Mahasiswa dan Pelajar Padati Gedung DPR: Gaungkan #BubarkanDPR, Soroti Kebijakan Kontroversial

Wamanews.id, 26 Agustus 2025 – Suasana di depan Gedung DPR RI pada Senin (25/8) tampak berbeda dari hari biasanya. Ratusan mahasiswa dan pelajar berkumpul, membawa spanduk dan poster yang menyuarakan kekecewaan mereka. Dengan menggaungkan tagar #BubarkanDPR, aksi massa ini menjadi wujud protes terhadap kinerja legislatif yang dinilai jauh dari harapan rakyat.
Badan Eksekutif Mahasiswa (BEM) Universitas Indraprasta PGRI (Unindra) menjadi salah satu motor penggerak utama, yang mengeluarkan siaran pers untuk menyampaikan seruan dan tuntutan mereka.
Dalam pernyataan resminya, BEM Unindra menyoroti berbagai kebijakan dan RUU yang dianggap kontroversial dan tidak berpihak pada kepentingan publik. Mereka secara spesifik menyebutkan RUU TNI yang dianggap mengancam supremasi sipil, serta sejumlah rancangan undang-undang lain yang tengah digodok, seperti RUU Polri, RUU Penyiaran, RUU KUHAP, dan RUU Agraria.
Menurut mereka, legislasi-legislasi ini cenderung menguntungkan segelintir elite dan mengabaikan nasib rakyat. Kekecewaan massa semakin memuncak ketika mereka membandingkan cepatnya pembahasan RUU kontroversial dengan lambatnya pengesahan RUU yang mendesak dan pro-rakyat.
Contohnya adalah RUU Perampasan Aset dan RUU Perlindungan Pekerja Rumah Tangga (PPRT), yang hingga kini nasibnya masih menggantung tanpa kejelasan. Fenomena ini, menurut para demonstran, membuktikan bahwa DPR tidak lagi memprioritaskan kepentingan rakyat.
Dari akumulasi pengkhianatan politik ini, massa aksi menyuarakan dua tuntutan utama.
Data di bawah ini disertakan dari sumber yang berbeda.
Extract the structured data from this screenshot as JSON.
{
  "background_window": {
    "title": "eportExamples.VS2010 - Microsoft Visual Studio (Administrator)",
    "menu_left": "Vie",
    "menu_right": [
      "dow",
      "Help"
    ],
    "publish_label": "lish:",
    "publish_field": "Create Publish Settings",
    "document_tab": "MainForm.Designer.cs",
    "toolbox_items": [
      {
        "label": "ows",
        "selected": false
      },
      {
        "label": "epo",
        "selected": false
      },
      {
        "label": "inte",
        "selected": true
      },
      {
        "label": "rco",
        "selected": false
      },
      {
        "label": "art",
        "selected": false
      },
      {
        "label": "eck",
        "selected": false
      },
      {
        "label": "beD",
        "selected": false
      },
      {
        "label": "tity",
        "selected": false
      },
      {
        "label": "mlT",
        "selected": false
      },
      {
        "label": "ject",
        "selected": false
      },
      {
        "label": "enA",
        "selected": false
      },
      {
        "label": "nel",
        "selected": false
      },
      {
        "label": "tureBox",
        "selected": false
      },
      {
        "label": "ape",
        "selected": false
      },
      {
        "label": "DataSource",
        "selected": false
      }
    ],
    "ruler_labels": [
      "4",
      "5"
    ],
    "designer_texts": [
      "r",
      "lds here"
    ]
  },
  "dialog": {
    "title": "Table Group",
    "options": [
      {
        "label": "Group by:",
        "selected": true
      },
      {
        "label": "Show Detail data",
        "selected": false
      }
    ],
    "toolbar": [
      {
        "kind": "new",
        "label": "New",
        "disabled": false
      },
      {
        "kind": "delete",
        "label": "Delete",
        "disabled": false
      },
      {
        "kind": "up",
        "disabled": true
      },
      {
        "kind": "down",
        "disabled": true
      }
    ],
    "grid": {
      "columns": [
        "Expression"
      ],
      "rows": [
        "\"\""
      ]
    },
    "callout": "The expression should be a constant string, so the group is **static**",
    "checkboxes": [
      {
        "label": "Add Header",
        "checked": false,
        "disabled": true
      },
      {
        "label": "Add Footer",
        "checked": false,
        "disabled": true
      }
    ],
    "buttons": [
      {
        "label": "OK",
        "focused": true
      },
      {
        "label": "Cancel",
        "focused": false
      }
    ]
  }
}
Pertama, mereka meminta MPR untuk membuat amandemen dan merestrukturisasi DPR. Tuntutan ini lahir dari keyakinan bahwa DPR saat ini tidak lagi efektif sebagai representasi rakyat, dan diperlukan reformasi struktural agar lembaga ini bisa benar-benar mengabdi pada publik.
Kedua, yang menjadi sorotan tajam, adalah tuntutan untuk menghapus tunjangan anggota DPR. Tuntutan ini bukan hanya soal pemborosan anggaran negara, tetapi juga bentuk perlawanan terhadap budaya hak istimewa atau privilegeyang dinikmati para pejabat di tengah kesusahan rakyat.
Selain isu legislatif, aksi ini juga menyuarakan penolakan terhadap upaya penulisan ulang sejarah dan pemberian gelar pahlawan kepada mantan Presiden Soeharto. Mereka juga menuntut penghentian segala bentuk kriminalisasi dan teror terhadap gerakan rakyat, dan meminta pembebasan 11 masyarakat Maba Sangadji yang ditahan. Aksi yang sempat diwarnai kericuhan ini menjadi cerminan nyata bahwa suara rakyat menuntut perubahan dan tidak akan diam ketika hak-hak mereka diabaikan.